Life has come full circle for America’s symbol of freedom in the northern Channel Islands off the coast of southern California. On April 12, the first bald eagle chick born on the islands in more than half a century carefully pecked away its shell and became an instant star.

Biologists watching the birth via remote video broke into applause and cheers. "I feel like a grandfather!" said David Garcelon, president of the Institute for Wildlife Studies. "I’ve been waiting 30 years for this day."

The historic hatching on Santa Cruz Island marked a milestone in The Nature Conservancy’s multi-partner program to restore the biological richness of the island for future generations.

Restoring a Keystone Species

Bald eagles disappeared from the Channel Islands in the mid 1900s, causalities of the now banned pesticide DDT, which chemical companies dumped into the ocean through the Los Angeles sewer system.

Scientists have tried for more than 20 years to re-establish the birds on Santa Catalina Island off the coast of Los Angeles.
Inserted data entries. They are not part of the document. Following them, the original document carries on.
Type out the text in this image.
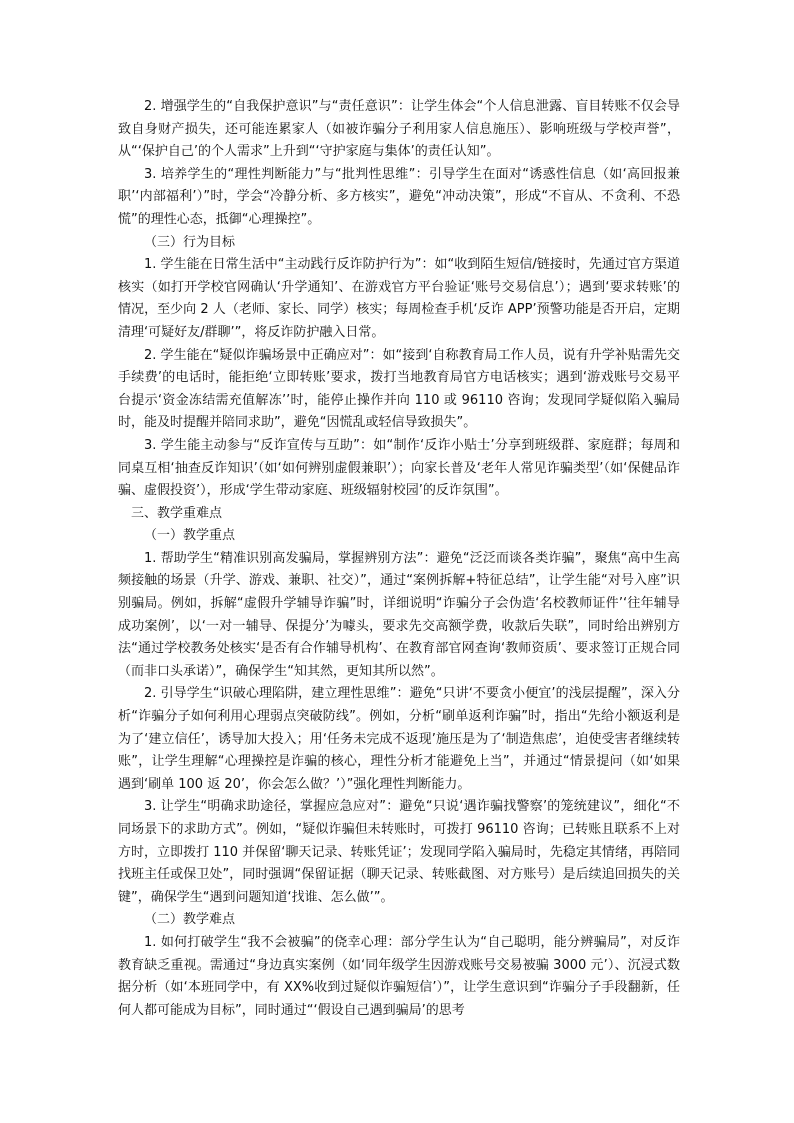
2. 增强学生的“自我保护意识”与“责任意识”：让学生体会“个人信息泄露、盲目转账不仅会导致自身财产损失，还可能连累家人（如被诈骗分子利用家人信息施压）、影响班级与学校声誉”，从“‘保护自己’的个人需求”上升到“‘守护家庭与集体’的责任认知”。

3. 培养学生的“理性判断能力”与“批判性思维”：引导学生在面对“诱惑性信息（如‘高回报兼职’‘内部福利’）”时，学会“冷静分析、多方核实”，避免“冲动决策”，形成“不盲从、不贪利、不恐慌”的理性心态，抵御“心理操控”。

（三）行为目标

1. 学生能在日常生活中“主动践行反诈防护行为”：如“收到陌生短信/链接时，先通过官方渠道核实（如打开学校官网确认‘升学通知’、在游戏官方平台验证‘账号交易信息’）；遇到‘要求转账’的情况，至少向 2 人（老师、家长、同学）核实；每周检查手机‘反诈 APP’预警功能是否开启，定期清理‘可疑好友/群聊’”，将反诈防护融入日常。

2. 学生能在“疑似诈骗场景中正确应对”：如“接到‘自称教育局工作人员，说有升学补贴需先交手续费’的电话时，能拒绝‘立即转账’要求，拨打当地教育局官方电话核实；遇到‘游戏账号交易平台提示‘资金冻结需充值解冻’’时，能停止操作并向 110 或 96110 咨询；发现同学疑似陷入骗局时，能及时提醒并陪同求助”，避免“因慌乱或轻信导致损失”。

3. 学生能主动参与“反诈宣传与互助”：如“制作‘反诈小贴士’分享到班级群、家庭群；每周和同桌互相‘抽查反诈知识’（如‘如何辨别虚假兼职’）；向家长普及‘老年人常见诈骗类型’（如‘保健品诈骗、虚假投资’），形成‘学生带动家庭、班级辐射校园’的反诈氛围”。

三、教学重难点

（一）教学重点

1. 帮助学生“精准识别高发骗局，掌握辨别方法”：避免“泛泛而谈各类诈骗”，聚焦“高中生高频接触的场景（升学、游戏、兼职、社交）”，通过“案例拆解+特征总结”，让学生能“对号入座”识别骗局。例如，拆解“虚假升学辅导诈骗”时，详细说明“诈骗分子会伪造‘名校教师证件’‘往年辅导成功案例’，以‘一对一辅导、保提分’为噱头，要求先交高额学费，收款后失联”，同时给出辨别方法“通过学校教务处核实‘是否有合作辅导机构’、在教育部官网查询‘教师资质’、要求签订正规合同（而非口头承诺）”，确保学生“知其然，更知其所以然”。

2. 引导学生“识破心理陷阱，建立理性思维”：避免“只讲‘不要贪小便宜’的浅层提醒”，深入分析“诈骗分子如何利用心理弱点突破防线”。例如，分析“刷单返利诈骗”时，指出“先给小额返利是为了‘建立信任’，诱导加大投入；用‘任务未完成不返现’施压是为了‘制造焦虑’，迫使受害者继续转账”，让学生理解“心理操控是诈骗的核心，理性分析才能避免上当”，并通过“情景提问（如‘如果遇到‘刷单 100 返 20’，你会怎么做？’）”强化理性判断能力。

3. 让学生“明确求助途径，掌握应急应对”：避免“只说‘遇诈骗找警察’的笼统建议”，细化“不同场景下的求助方式”。例如，“疑似诈骗但未转账时，可拨打 96110 咨询；已转账且联系不上对方时，立即拨打 110 并保留‘聊天记录、转账凭证’；发现同学陷入骗局时，先稳定其情绪，再陪同找班主任或保卫处”，同时强调“保留证据（聊天记录、转账截图、对方账号）是后续追回损失的关键”，确保学生“遇到问题知道‘找谁、怎么做’”。

（二）教学难点

1. 如何打破学生“我不会被骗”的侥幸心理：部分学生认为“自己聪明，能分辨骗局”，对反诈教育缺乏重视。需通过“身边真实案例（如‘同年级学生因游戏账号交易被骗 3000 元’）、沉浸式数据分析（如‘本班同学中，有 XX%收到过疑似诈骗短信’）”，让学生意识到“诈骗分子手段翻新，任何人都可能成为目标”，同时通过“‘假设自己遇到骗局’的思考
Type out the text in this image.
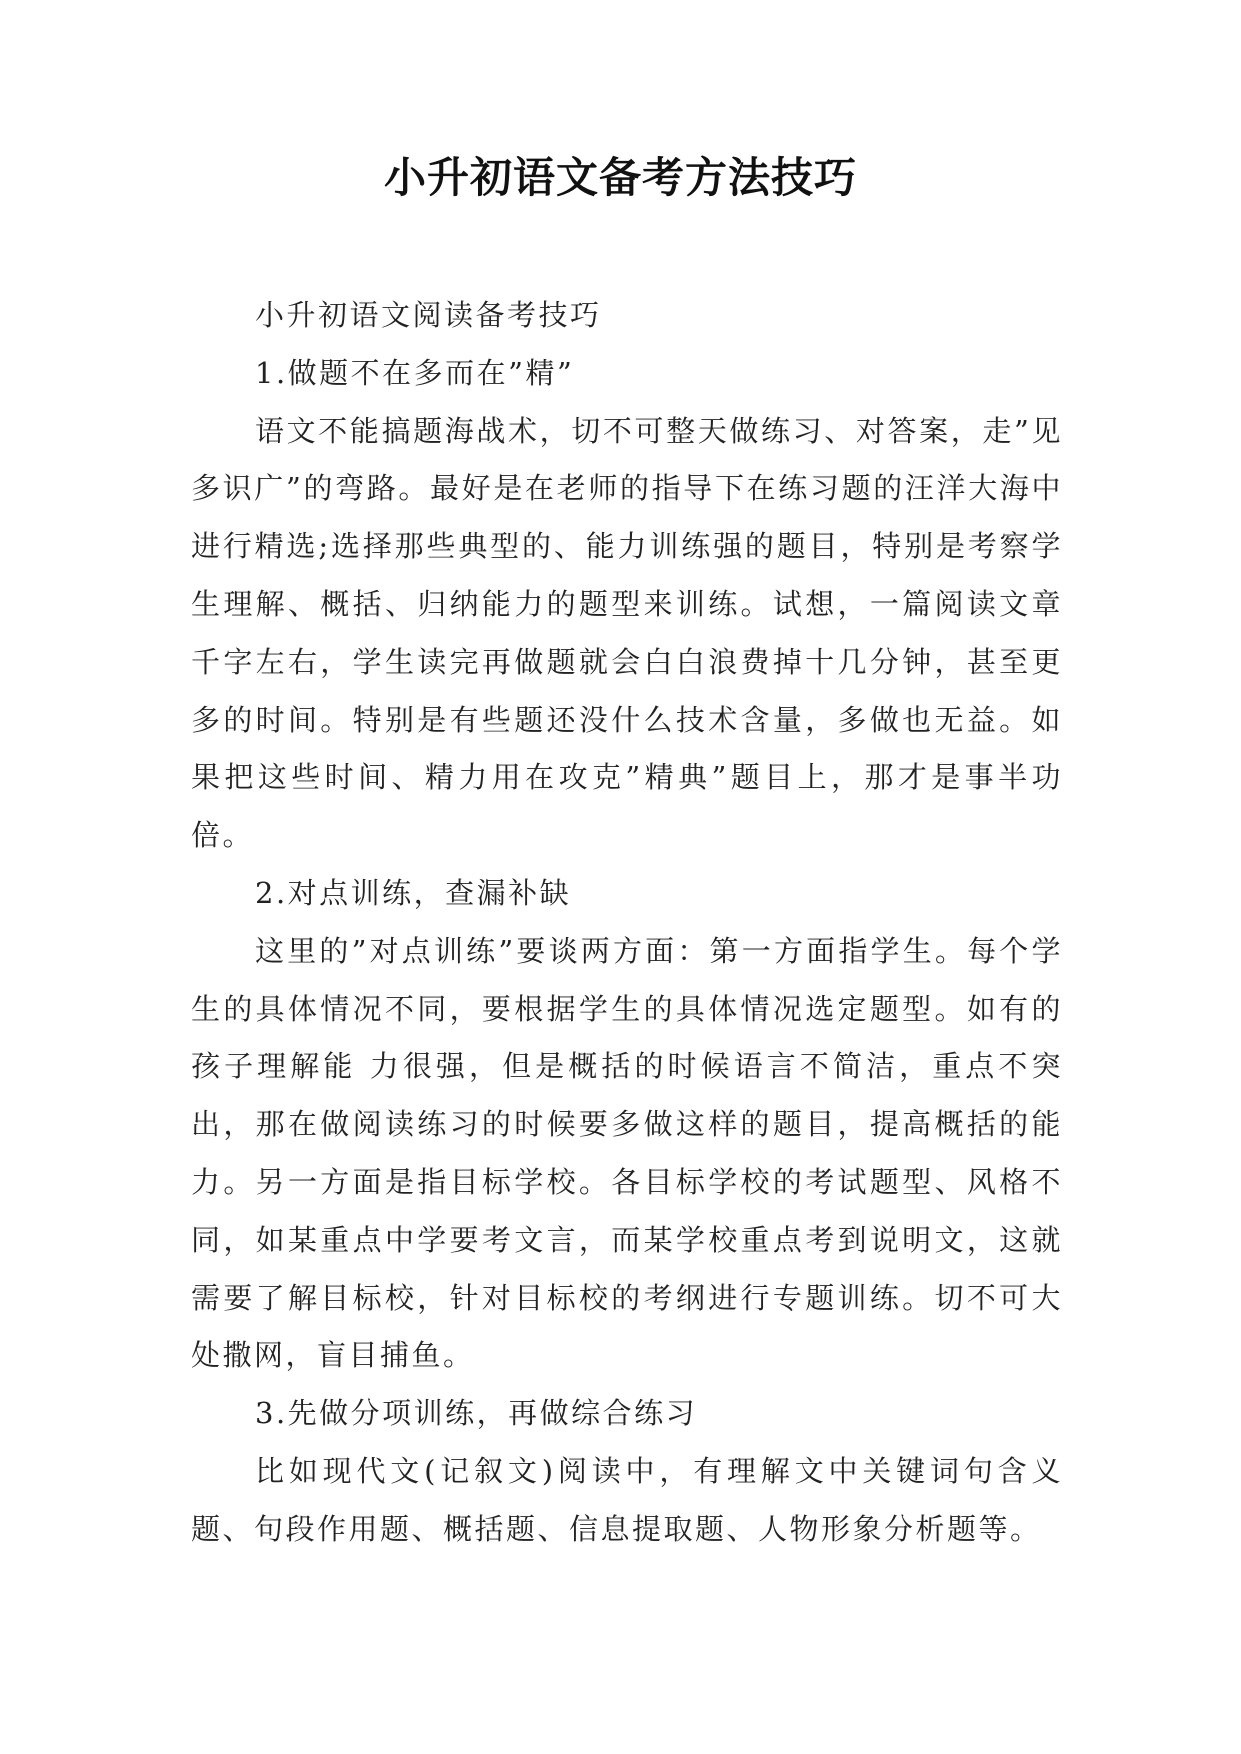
小升初语文备考方法技巧

小升初语文阅读备考技巧

1.做题不在多而在”精”

语文不能搞题海战术，切不可整天做练习、对答案，走”见多识广”的弯路。最好是在老师的指导下在练习题的汪洋大海中进行精选;选择那些典型的、能力训练强的题目，特别是考察学生理解、概括、归纳能力的题型来训练。试想，一篇阅读文章千字左右，学生读完再做题就会白白浪费掉十几分钟，甚至更多的时间。特别是有些题还没什么技术含量，多做也无益。如果把这些时间、精力用在攻克”精典”题目上，那才是事半功倍。

2.对点训练，查漏补缺

这里的”对点训练”要谈两方面：第一方面指学生。每个学生的具体情况不同，要根据学生的具体情况选定题型。如有的孩子理解能 力很强，但是概括的时候语言不简洁，重点不突出，那在做阅读练习的时候要多做这样的题目，提高概括的能力。另一方面是指目标学校。各目标学校的考试题型、风格不同，如某重点中学要考文言，而某学校重点考到说明文，这就需要了解目标校，针对目标校的考纲进行专题训练。切不可大处撒网，盲目捕鱼。

3.先做分项训练，再做综合练习

比如现代文(记叙文)阅读中，有理解文中关键词句含义题、句段作用题、概括题、信息提取题、人物形象分析题等。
But the lingering effects of DDT have made the birds’ eggshells too thin to hatch without human intervention.

In 2002, the National Park Service launched an effort to re-establish bald eagles on Santa Cruz Island, about 100 miles north of Los Angeles, off the coast of Santa Barbara. Each year, 12 eight-week-old chicks are transferred from the San Francisco Zoo or their birthplace in Alaska and introduced to their new island home. Scientists expect the first batch of Santa Cruz Island bald eagles to begin nesting as early as this year.

The April 12 hatching occurred during the program’s fifth and final year. The chick’s parents were born in captivity and raised on Catalina, but they flew to Santa Cruz Island as a pair and established their first nest this winter.